`jj` has done git users an amazing service simply by being a more intuitive VCS front-end is possible.
What in the world... why?
I prefer mono-repos personally, but they have the downside of being very busy and bulky because of that. Doing a partial clone by folder is very clunky at best, and there is no per-folder notion of permissions, which makes this a total non-starter for my team. The result is that we have thousands of repos and tooling that helps you check them all out into the correct place to make builds across them work. And inevitably they get out of sync and the builds break.
Git submodules seem like a solid approach, allowing you to cobble a bunch of poly-repos into something that kind of looks like a mono-repo, but the tooling support around it just makes it super painful, and you still don't have the ability to have an atomic commit across the repos. And people *hate* submodules.
I don't know the solution, but I wish this was on the radar of people who know git better than I. For now I'll just bumble through the repos I need to touch.
There has been efforts to store git repos in torrents, and to store got repos on crypto blockchains, but all are big architectural challenges, for example people want everything to be backwards compatible for starters, and some want to be able to partially store some content somewhere else, while still keeping all existing use cases efficient.

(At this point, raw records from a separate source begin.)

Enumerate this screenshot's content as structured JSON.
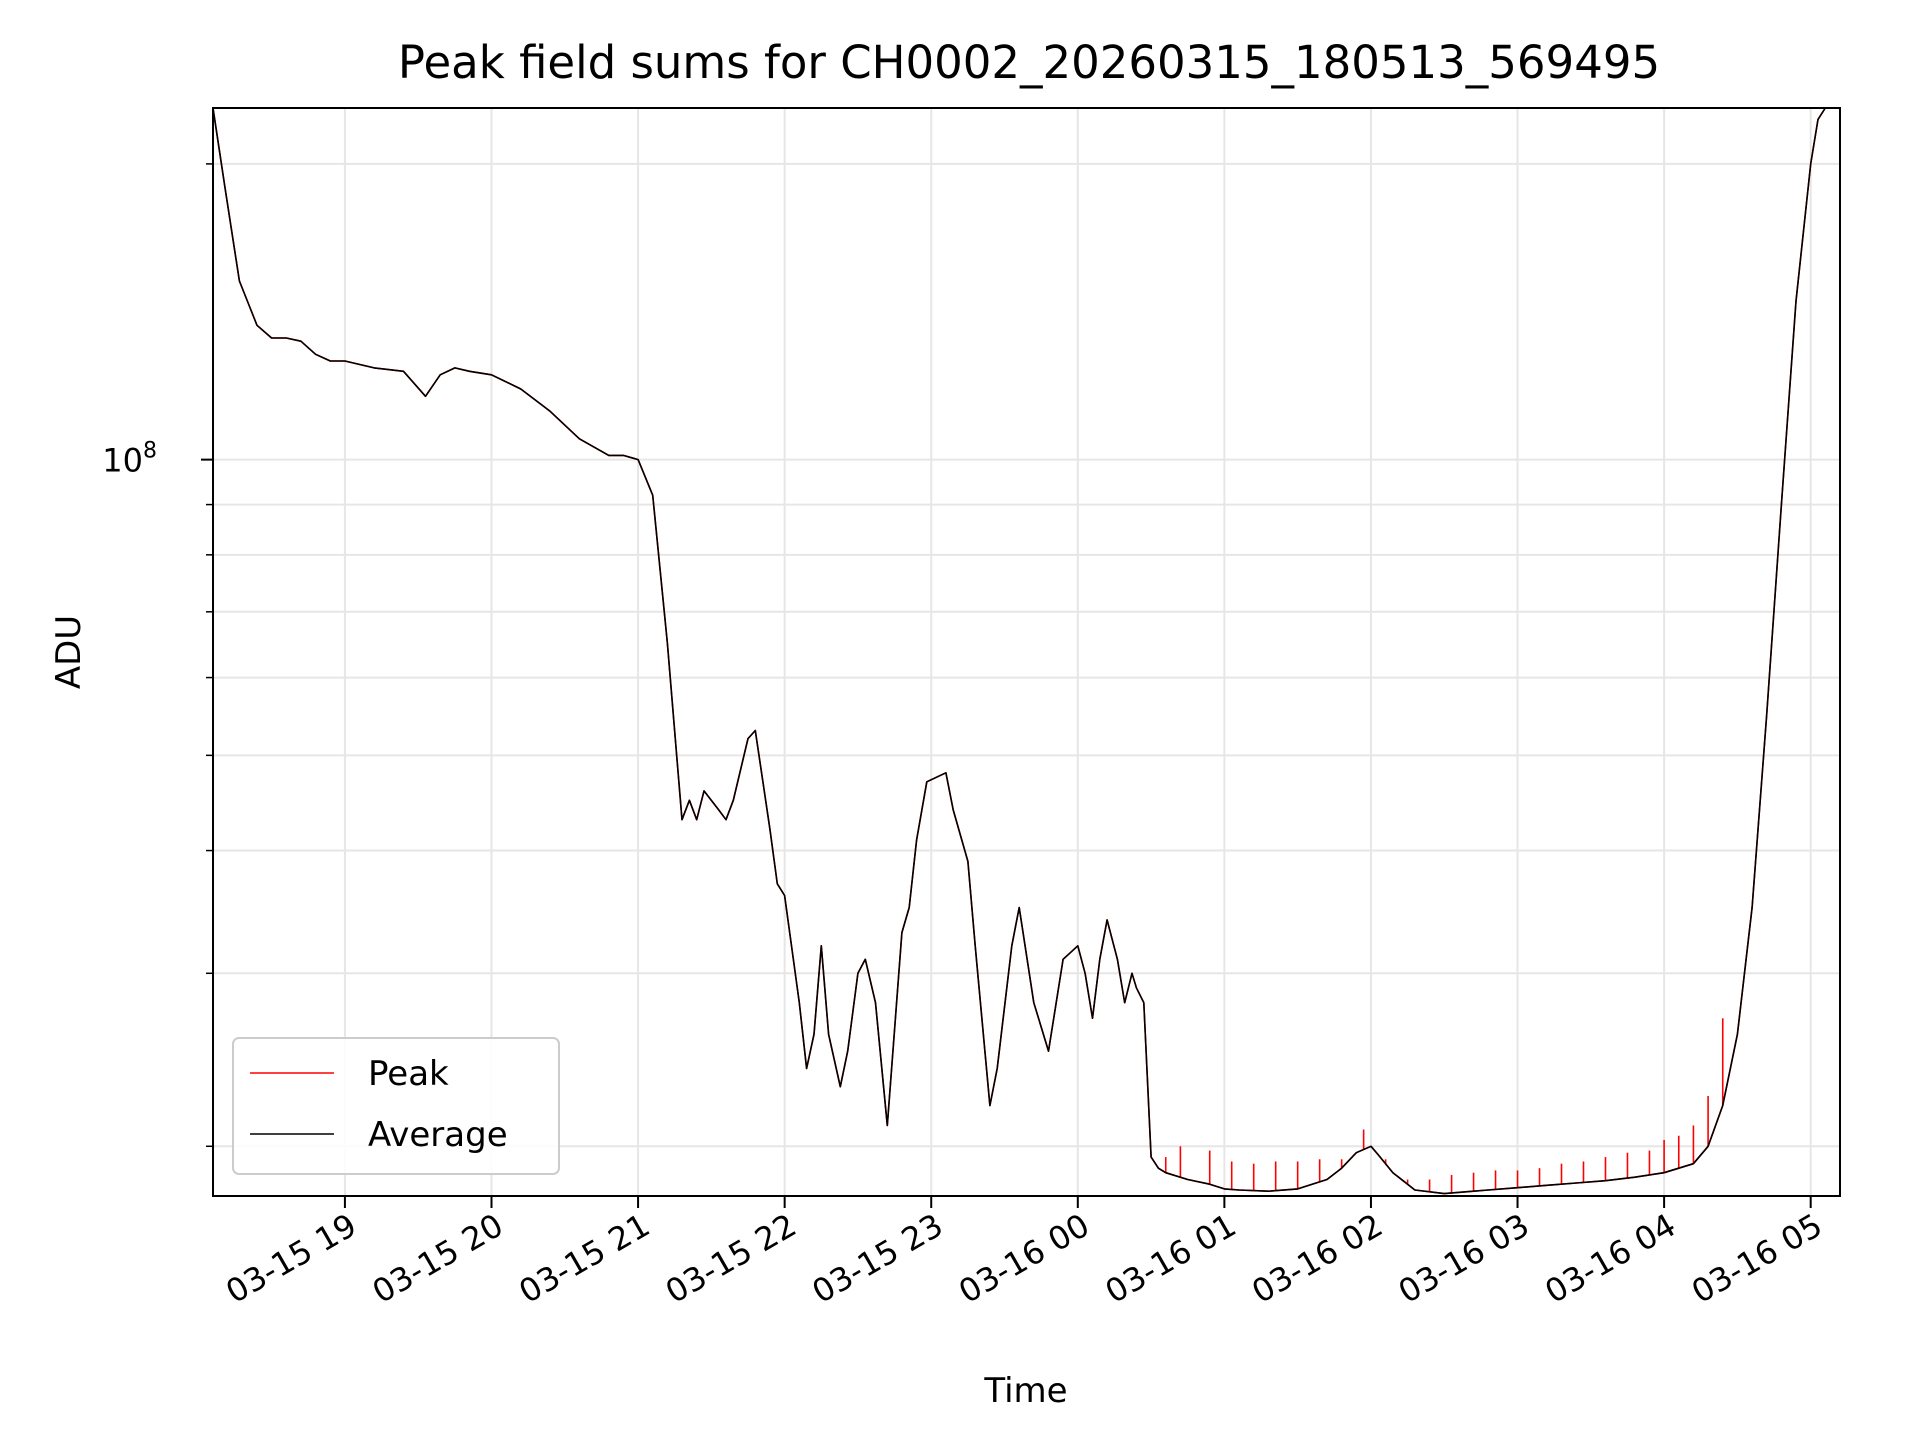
{
  "chart_data": {
    "type": "line",
    "title": "Peak field sums for CH0002_20260315_180513_569495",
    "xlabel": "Time",
    "ylabel": "ADU",
    "yscale": "log",
    "ylim": [
      17800000,
      228000000
    ],
    "xlim_hours": [
      -0.9,
      10.2
    ],
    "grid": true,
    "legend_position": "lower-left",
    "colors": {
      "peak": "#ff0000",
      "average": "#000000",
      "grid": "#e6e6e6",
      "axes": "#000000"
    },
    "x_ticks": [
      {
        "label": "03-15 19",
        "hours": 0
      },
      {
        "label": "03-15 20",
        "hours": 1
      },
      {
        "label": "03-15 21",
        "hours": 2
      },
      {
        "label": "03-15 22",
        "hours": 3
      },
      {
        "label": "03-15 23",
        "hours": 4
      },
      {
        "label": "03-16 00",
        "hours": 5
      },
      {
        "label": "03-16 01",
        "hours": 6
      },
      {
        "label": "03-16 02",
        "hours": 7
      },
      {
        "label": "03-16 03",
        "hours": 8
      },
      {
        "label": "03-16 04",
        "hours": 9
      },
      {
        "label": "03-16 05",
        "hours": 10
      }
    ],
    "y_major_ticks": [
      {
        "value": 100000000,
        "base": "10",
        "exp": "8"
      }
    ],
    "y_minor_ticks": [
      20000000,
      30000000,
      40000000,
      50000000,
      60000000,
      70000000,
      80000000,
      90000000,
      200000000
    ],
    "x_reference": "hours relative to 03-15 19:00",
    "series": [
      {
        "name": "Average",
        "x": [
          -0.9,
          -0.82,
          -0.72,
          -0.6,
          -0.5,
          -0.4,
          -0.3,
          -0.2,
          -0.1,
          0.0,
          0.2,
          0.4,
          0.55,
          0.65,
          0.75,
          0.85,
          1.0,
          1.2,
          1.4,
          1.6,
          1.8,
          1.9,
          2.0,
          2.1,
          2.2,
          2.3,
          2.35,
          2.4,
          2.45,
          2.55,
          2.6,
          2.65,
          2.75,
          2.8,
          2.9,
          2.95,
          3.0,
          3.1,
          3.15,
          3.2,
          3.25,
          3.3,
          3.38,
          3.43,
          3.5,
          3.55,
          3.62,
          3.7,
          3.8,
          3.85,
          3.9,
          3.97,
          4.1,
          4.15,
          4.25,
          4.3,
          4.4,
          4.45,
          4.55,
          4.6,
          4.7,
          4.8,
          4.9,
          5.0,
          5.05,
          5.1,
          5.15,
          5.2,
          5.27,
          5.32,
          5.37,
          5.4,
          5.45,
          5.5,
          5.55,
          5.6,
          5.75,
          5.9,
          6.0,
          6.1,
          6.3,
          6.5,
          6.7,
          6.8,
          6.9,
          7.0,
          7.05,
          7.15,
          7.3,
          7.5,
          7.7,
          7.8,
          8.0,
          8.2,
          8.4,
          8.6,
          8.8,
          9.0,
          9.2,
          9.3,
          9.4,
          9.5,
          9.6,
          9.7,
          9.8,
          9.9,
          10.0,
          10.05,
          10.1,
          10.15
        ],
        "y": [
          228000000,
          190000000,
          152000000,
          137000000,
          133000000,
          133000000,
          132000000,
          128000000,
          126000000,
          126000000,
          124000000,
          123000000,
          116000000,
          122000000,
          124000000,
          123000000,
          122000000,
          118000000,
          112000000,
          105000000,
          101000000,
          101000000,
          100000000,
          92000000,
          65000000,
          43000000,
          45000000,
          43000000,
          46000000,
          44000000,
          43000000,
          45000000,
          52000000,
          53000000,
          42000000,
          37000000,
          36000000,
          28000000,
          24000000,
          26000000,
          32000000,
          26000000,
          23000000,
          25000000,
          30000000,
          31000000,
          28000000,
          21000000,
          33000000,
          35000000,
          41000000,
          47000000,
          48000000,
          44000000,
          39000000,
          32000000,
          22000000,
          24000000,
          32000000,
          35000000,
          28000000,
          25000000,
          31000000,
          32000000,
          30000000,
          27000000,
          31000000,
          34000000,
          31000000,
          28000000,
          30000000,
          29000000,
          28000000,
          19500000,
          19000000,
          18800000,
          18500000,
          18300000,
          18100000,
          18050000,
          18000000,
          18100000,
          18500000,
          19000000,
          19700000,
          20000000,
          19600000,
          18800000,
          18050000,
          17900000,
          18000000,
          18050000,
          18150000,
          18250000,
          18350000,
          18450000,
          18600000,
          18800000,
          19200000,
          20000000,
          22000000,
          26000000,
          35000000,
          55000000,
          90000000,
          145000000,
          200000000,
          222000000,
          228000000,
          228000000
        ]
      },
      {
        "name": "Peak",
        "x": [
          -0.9,
          -0.82,
          -0.72,
          -0.6,
          -0.5,
          -0.4,
          -0.3,
          -0.2,
          -0.1,
          0.0,
          0.2,
          0.4,
          0.55,
          0.65,
          0.75,
          0.85,
          1.0,
          1.2,
          1.4,
          1.6,
          1.8,
          1.9,
          2.0,
          2.1,
          2.2,
          2.3,
          2.35,
          2.4,
          2.45,
          2.55,
          2.6,
          2.65,
          2.75,
          2.8,
          2.9,
          2.95,
          3.0,
          3.1,
          3.15,
          3.2,
          3.25,
          3.3,
          3.38,
          3.43,
          3.5,
          3.55,
          3.62,
          3.7,
          3.8,
          3.85,
          3.9,
          3.97,
          4.1,
          4.15,
          4.25,
          4.3,
          4.4,
          4.45,
          4.55,
          4.6,
          4.7,
          4.8,
          4.9,
          5.0,
          5.05,
          5.1,
          5.15,
          5.2,
          5.27,
          5.32,
          5.37,
          5.4,
          5.45,
          5.5,
          5.55,
          5.6,
          5.75,
          5.9,
          6.0,
          6.1,
          6.3,
          6.5,
          6.7,
          6.8,
          6.9,
          7.0,
          7.05,
          7.15,
          7.3,
          7.5,
          7.7,
          7.8,
          8.0,
          8.2,
          8.4,
          8.6,
          8.8,
          9.0,
          9.2,
          9.3,
          9.4,
          9.5,
          9.6,
          9.7,
          9.8,
          9.9,
          10.0,
          10.05,
          10.1,
          10.15
        ],
        "y": [
          228000000,
          190000000,
          152000000,
          137000000,
          133000000,
          133000000,
          132000000,
          128000000,
          126000000,
          126000000,
          124000000,
          123000000,
          116000000,
          122000000,
          124000000,
          123000000,
          122000000,
          118000000,
          112000000,
          105000000,
          101000000,
          101000000,
          100000000,
          92000000,
          65000000,
          43000000,
          45000000,
          43000000,
          46000000,
          44000000,
          43000000,
          45000000,
          52000000,
          53000000,
          42000000,
          37000000,
          36000000,
          28000000,
          24000000,
          26000000,
          32000000,
          26000000,
          23000000,
          25000000,
          30000000,
          31000000,
          28000000,
          21000000,
          33000000,
          35000000,
          41000000,
          47000000,
          48000000,
          44000000,
          39000000,
          32000000,
          22000000,
          24000000,
          32000000,
          35000000,
          28000000,
          25000000,
          31000000,
          32000000,
          30000000,
          27000000,
          31000000,
          34000000,
          31000000,
          28000000,
          30000000,
          29000000,
          28000000,
          19500000,
          19000000,
          18800000,
          18500000,
          18300000,
          18100000,
          18050000,
          18000000,
          18100000,
          18500000,
          19000000,
          19700000,
          20000000,
          19600000,
          18800000,
          18050000,
          17900000,
          18000000,
          18050000,
          18150000,
          18250000,
          18350000,
          18450000,
          18600000,
          18800000,
          19200000,
          20000000,
          22000000,
          26000000,
          35000000,
          55000000,
          90000000,
          145000000,
          200000000,
          222000000,
          228000000,
          228000000
        ],
        "spikes": [
          {
            "x": 5.6,
            "y": 19500000
          },
          {
            "x": 5.7,
            "y": 20000000
          },
          {
            "x": 5.9,
            "y": 19800000
          },
          {
            "x": 6.05,
            "y": 19300000
          },
          {
            "x": 6.2,
            "y": 19200000
          },
          {
            "x": 6.35,
            "y": 19300000
          },
          {
            "x": 6.5,
            "y": 19300000
          },
          {
            "x": 6.65,
            "y": 19400000
          },
          {
            "x": 6.8,
            "y": 19400000
          },
          {
            "x": 6.95,
            "y": 20800000
          },
          {
            "x": 7.1,
            "y": 19400000
          },
          {
            "x": 7.25,
            "y": 18500000
          },
          {
            "x": 7.4,
            "y": 18500000
          },
          {
            "x": 7.55,
            "y": 18700000
          },
          {
            "x": 7.7,
            "y": 18800000
          },
          {
            "x": 7.85,
            "y": 18900000
          },
          {
            "x": 8.0,
            "y": 18900000
          },
          {
            "x": 8.15,
            "y": 19000000
          },
          {
            "x": 8.3,
            "y": 19200000
          },
          {
            "x": 8.45,
            "y": 19300000
          },
          {
            "x": 8.6,
            "y": 19500000
          },
          {
            "x": 8.75,
            "y": 19700000
          },
          {
            "x": 8.9,
            "y": 19800000
          },
          {
            "x": 9.0,
            "y": 20300000
          },
          {
            "x": 9.1,
            "y": 20500000
          },
          {
            "x": 9.2,
            "y": 21000000
          },
          {
            "x": 9.3,
            "y": 22500000
          },
          {
            "x": 9.4,
            "y": 27000000
          }
        ]
      }
    ],
    "legend": [
      {
        "name": "Peak",
        "color": "#ff0000"
      },
      {
        "name": "Average",
        "color": "#000000"
      }
    ]
  }
}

I've successfully gotten many non tech roles to use git but there's usually a lot missed in the nuances and power that is in their reach, but not quite adopted.
The learn git branching site/game [1] has always been an awesome resource but you'd like something like that UX be almost part of the initial usage. Intuitive defaults, progressive learning at the right times, etc.
Nowadays, if you can get your users to use an agent CLI like Claude/Codex/OpenCode then it's easier to have that last experience but the more git itself uses accesible abstractions the easier it should be.
There are a lot of other different metadata that you could imagine to store per commit, but git already supports storing arbitrary data in every commit, you don’t need special casing for some type of metadata, just store it in the commmit as everyone already does, and perhaps build your own tools on top of that if you have special needs.